Bonaccini sa di essere il favorito ma non si fa illusioni sul fatto che domani sarà solo una formalità.
«Questo vantaggio è solo un pezzettino di certezza. Saranno gli elettori alle urne che decideranno. C'è stato un ottimo risultato tra gli iscritti, e segnalo che quattro candidati non c'erano mai stati, e nonostante questo, cosa che quasi mai c'era stato, ho superato anche il 50% con quasi 20 punti di distacco dalla seconda. Però quello è il primo tempo della partita, il secondo tempo si gioca domani. Speriamo venga tanta gente e ovviamente se mi sono candidato spero di farcela. Dobbiamo viverla come una grande festa democratica e spero che tutto proceda regolarmente senza condizionamento esterno».
Il presidente dell’Emilia Romagna non fa mistero del fatto che la sua prima iniziativa, da eventuale vincitore, sarà quella di costruire un nuovo gruppo dirigente ma, avverte, senza puntare l'indice contro nessuno. «Però è fisiologico che bisogna che chi ci ha portato alla sconfitta debba per una volta andare in panchina dopo tanti anni».
Bonaccini è convinto che occorra ripartire dal territorio dove il Pd riesce a piazzare tanti amministratori amministratrici locali. «Ricordiamoci che governiamo più di due terzi dei comuni italiani. Lì abbiamo la squadra più larga e allenata che nessun altro partito può mettere in campo nel territorio. L’altra cosa, invece, proprio politica, è quella che chiederei di andare davanti ai bar davanti ai luoghi di lavoro nelle piazze nei mercati per raccogliere le firme per una legge di iniziativa Popolare per introdurre il salario minimo legale dove non arriva la contrattazione collettiva, che peraltro dobbiamo rafforzare, perché io vorrei venisse cancellata in questo paese la vergogna di troppe ragazze e ragazzi, donne e uomini, che lavorano a 2-3-4 euro l'ora senza alcuna tutela che non è degno di un paese civile».
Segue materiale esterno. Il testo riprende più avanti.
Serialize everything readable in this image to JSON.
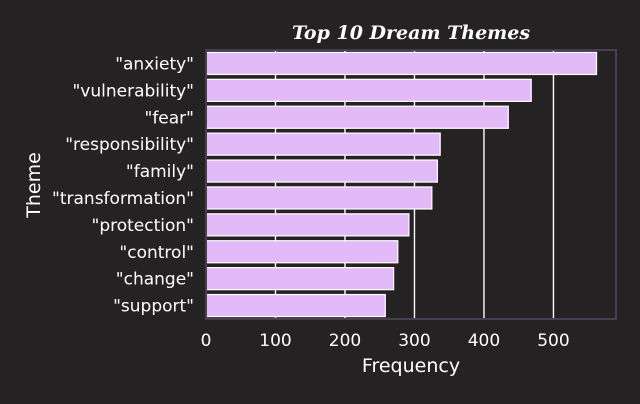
{
  "chart_data": {
    "type": "bar",
    "orientation": "horizontal",
    "title": "Top 10 Dream Themes",
    "xlabel": "Frequency",
    "ylabel": "Theme",
    "categories": [
      "\"anxiety\"",
      "\"vulnerability\"",
      "\"fear\"",
      "\"responsibility\"",
      "\"family\"",
      "\"transformation\"",
      "\"protection\"",
      "\"control\"",
      "\"change\"",
      "\"support\""
    ],
    "values": [
      562,
      468,
      435,
      337,
      333,
      325,
      292,
      276,
      270,
      258
    ],
    "xlim": [
      0,
      590
    ],
    "xticks": [
      0,
      100,
      200,
      300,
      400,
      500
    ],
    "xtick_labels": [
      "0",
      "100",
      "200",
      "300",
      "400",
      "500"
    ],
    "grid": "vertical",
    "colors": {
      "background": "#242223",
      "bar_fill": "#e2baf8",
      "bar_edge": "#ffffff",
      "gridline": "#ffffff",
      "frame": "#4a3d52",
      "text": "#ffffff"
    }
  }
}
La posizione di Bonaccini sul progetto dell'autonomia differenziata che propone Calderoli è chiara: «E’ una proposta sballata che spaccherebbe in due il paese. È molto chiaro che serviva uno scalpo da dare alla Lega prima delle elezioni in Lombardia. Anche perché, sinceramente, un'autonomia differenziata che rischia di lasciare residui fiscali ad alcune regioni del nord si chiama secessione non autonomia. Il problema è che se tu tieni materie divisive come sanità e scuola, rischi potenzialmente di avere un paese in cui ognuno si fa la sua pubblica istruzione che diventeremo davvero ridicoli»
Per il futuro Pd invece l’autonomia differenziata significa definire i livelli essenziali di prestazione affinché tutti sappiano cosa gli aspetta: «Significa colpire la burocrazia che è una tassa odiosa su cittadini famiglie e imprese e dare programmabilità certa agli investimenti».
A proposito del Sud, rimane centrale il tema del Ponte sullo stretto: «Ne sentiamo parlare da decenni, io da quando ho iniziato a far politica e ho 56 anni. Insomma, parliamo di 40 anni fa. Diciamo che essendo stato in Sicilia, ma forse vale anche per la Calabria, mi pare che ci sarebbero infrastrutture nel territorio che sarebbero da sistemare perché in Sicilia ho toccato con mano che per fare non troppi chilometri a volte ci si mette ore, e quindi bisognerebbe partire dal garantire collegamenti ferroviari e stradali che fossero molto più facilitati, dopodiché discutiamo di quello che volete ma a me pare non certamente una priorità».